Ed Schoenfeld, a Jewish restaurateur who helped promote an array of Chinese food options in New York City over decades, died Friday at 72.
Schoenfeld’s love of cooking first began with Jewish dishes like kreplach and blintzes, which he learned in his grandmother’s kitchen. And yet, he became an unlikely champion of Chinese cuisine.
Writing in GrubStreet, Adam Platt said Schonfeld was less noteworthy as a chef or restaurateur than as a lover of the cuisine in all its nuances. “He was an enthusiast and a scholar, and he regarded himself, from the beginning of his career in the late 1960s, as an ambassador for proper Chinese cuisine,” Platt wrote.
Edward Schoenfeld was born in Jersey City in 1949 and grew up in Brooklyn’s Clinton Hill. He fell in love with Chinese food by his teens and became a regular at Shun Lee Dynasty, one of the earliest fine-dining Chinese restaurants in New York City. He learned about the cuisine by eating it and deepened his knowledge by befriending Chinese chefs in the city whose cooking he admired.
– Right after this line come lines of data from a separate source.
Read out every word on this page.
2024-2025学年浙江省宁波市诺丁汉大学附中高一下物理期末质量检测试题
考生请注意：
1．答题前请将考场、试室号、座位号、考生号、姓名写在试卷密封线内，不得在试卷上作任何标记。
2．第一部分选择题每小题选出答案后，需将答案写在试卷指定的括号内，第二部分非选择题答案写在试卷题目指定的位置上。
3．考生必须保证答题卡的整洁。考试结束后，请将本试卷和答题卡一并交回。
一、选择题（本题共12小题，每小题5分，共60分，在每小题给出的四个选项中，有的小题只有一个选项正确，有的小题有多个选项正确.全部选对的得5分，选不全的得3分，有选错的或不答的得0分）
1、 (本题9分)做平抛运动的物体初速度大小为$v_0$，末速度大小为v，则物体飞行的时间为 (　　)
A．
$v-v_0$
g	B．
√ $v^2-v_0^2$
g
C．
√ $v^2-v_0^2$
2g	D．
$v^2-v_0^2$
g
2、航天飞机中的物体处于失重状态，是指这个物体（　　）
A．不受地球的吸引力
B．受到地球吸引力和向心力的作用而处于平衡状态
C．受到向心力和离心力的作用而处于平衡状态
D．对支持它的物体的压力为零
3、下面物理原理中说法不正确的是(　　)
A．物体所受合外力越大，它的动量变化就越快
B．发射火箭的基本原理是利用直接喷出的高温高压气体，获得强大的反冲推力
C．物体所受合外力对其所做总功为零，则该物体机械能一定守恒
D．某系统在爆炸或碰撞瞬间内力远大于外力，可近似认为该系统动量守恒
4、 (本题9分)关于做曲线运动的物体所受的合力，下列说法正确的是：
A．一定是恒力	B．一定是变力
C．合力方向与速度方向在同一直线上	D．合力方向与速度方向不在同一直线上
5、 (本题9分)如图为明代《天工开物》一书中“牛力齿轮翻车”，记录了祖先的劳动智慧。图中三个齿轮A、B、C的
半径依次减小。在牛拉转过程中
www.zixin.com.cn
In 1973, he got his first restaurant job as assistant to restaurateur David Keh when he opened Uncle Tai’s, one of the first Hunan restaurants in New York. That job only lasted two years, until what Schoenfeld described as a “John Wayne barroom scene” in a New York Magazine profile from 1984. “During dinner, somebody took a flying tackle at me and knocked me out. I was lying on the floor covered in duck sauce and rice,” he said.
Despite the early struggle, Schoenfeld went on to a career developing and running restaurants over some four decades. Among his well-regarded Chinese restaurants were Auntie Yuan and Pig Heaven, both on the Upper East Side, as well as Red Farm, a farm-to-table restaurant in Greenwich Village, which opened in 2010.
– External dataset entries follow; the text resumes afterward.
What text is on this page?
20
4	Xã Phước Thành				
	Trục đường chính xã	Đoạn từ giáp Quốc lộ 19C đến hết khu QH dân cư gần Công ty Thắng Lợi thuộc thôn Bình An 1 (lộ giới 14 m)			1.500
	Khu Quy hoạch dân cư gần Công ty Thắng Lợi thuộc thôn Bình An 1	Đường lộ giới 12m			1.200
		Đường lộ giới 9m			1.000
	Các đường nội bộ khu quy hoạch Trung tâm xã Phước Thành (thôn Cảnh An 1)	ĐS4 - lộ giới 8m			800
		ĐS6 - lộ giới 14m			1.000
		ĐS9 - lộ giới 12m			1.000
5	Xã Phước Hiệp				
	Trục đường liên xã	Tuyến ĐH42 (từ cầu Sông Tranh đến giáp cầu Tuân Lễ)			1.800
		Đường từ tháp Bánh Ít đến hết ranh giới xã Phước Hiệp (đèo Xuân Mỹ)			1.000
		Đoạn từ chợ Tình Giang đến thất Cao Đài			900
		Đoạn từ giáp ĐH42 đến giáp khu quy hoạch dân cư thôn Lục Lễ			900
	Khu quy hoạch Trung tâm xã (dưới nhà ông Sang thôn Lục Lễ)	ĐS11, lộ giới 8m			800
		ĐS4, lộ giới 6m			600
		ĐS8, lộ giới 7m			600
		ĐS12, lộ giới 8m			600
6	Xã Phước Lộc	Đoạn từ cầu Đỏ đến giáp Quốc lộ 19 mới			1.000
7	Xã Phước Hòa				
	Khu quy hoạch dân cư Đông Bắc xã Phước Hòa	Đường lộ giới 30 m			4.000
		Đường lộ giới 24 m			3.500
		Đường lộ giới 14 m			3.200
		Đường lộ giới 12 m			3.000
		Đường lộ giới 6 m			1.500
Asked once why Jews loved Chinese food so much, Schoenfeld responded simply: “It’s very obvious, Chinese food is better.”
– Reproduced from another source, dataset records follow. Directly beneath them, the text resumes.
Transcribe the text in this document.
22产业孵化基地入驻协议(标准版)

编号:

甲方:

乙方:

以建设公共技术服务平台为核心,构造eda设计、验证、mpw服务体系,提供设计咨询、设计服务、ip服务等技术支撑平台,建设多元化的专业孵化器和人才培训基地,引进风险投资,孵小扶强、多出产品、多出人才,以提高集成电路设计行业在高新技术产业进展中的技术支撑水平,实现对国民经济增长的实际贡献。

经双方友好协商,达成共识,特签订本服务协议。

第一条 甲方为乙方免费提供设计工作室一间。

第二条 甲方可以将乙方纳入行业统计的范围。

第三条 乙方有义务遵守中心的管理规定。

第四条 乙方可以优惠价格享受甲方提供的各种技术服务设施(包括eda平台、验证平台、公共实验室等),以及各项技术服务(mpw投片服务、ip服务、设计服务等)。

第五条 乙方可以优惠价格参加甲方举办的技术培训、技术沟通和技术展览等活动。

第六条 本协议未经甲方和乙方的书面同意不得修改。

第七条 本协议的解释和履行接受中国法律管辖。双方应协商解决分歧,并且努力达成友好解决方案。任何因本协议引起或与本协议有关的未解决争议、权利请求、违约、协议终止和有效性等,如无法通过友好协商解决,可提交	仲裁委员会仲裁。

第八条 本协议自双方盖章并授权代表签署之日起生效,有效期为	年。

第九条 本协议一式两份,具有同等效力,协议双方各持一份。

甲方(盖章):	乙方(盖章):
In 2012, he told the Forward that Chinese food constituted “safe treyf” to Jews, using the Yiddish word for not kosher. According to the Forward, Schoenfeld was once asked by a Chinese restaurateur to show him around a series of Jewish neighborhoods so the businessman would know where to open more Chinese restaurants.
“My personal joke is that I learned to speak Yiddish in the Chinese restaurant from my customers,” Schoenfeld told the Jewish Telegraphic Agency in 2013.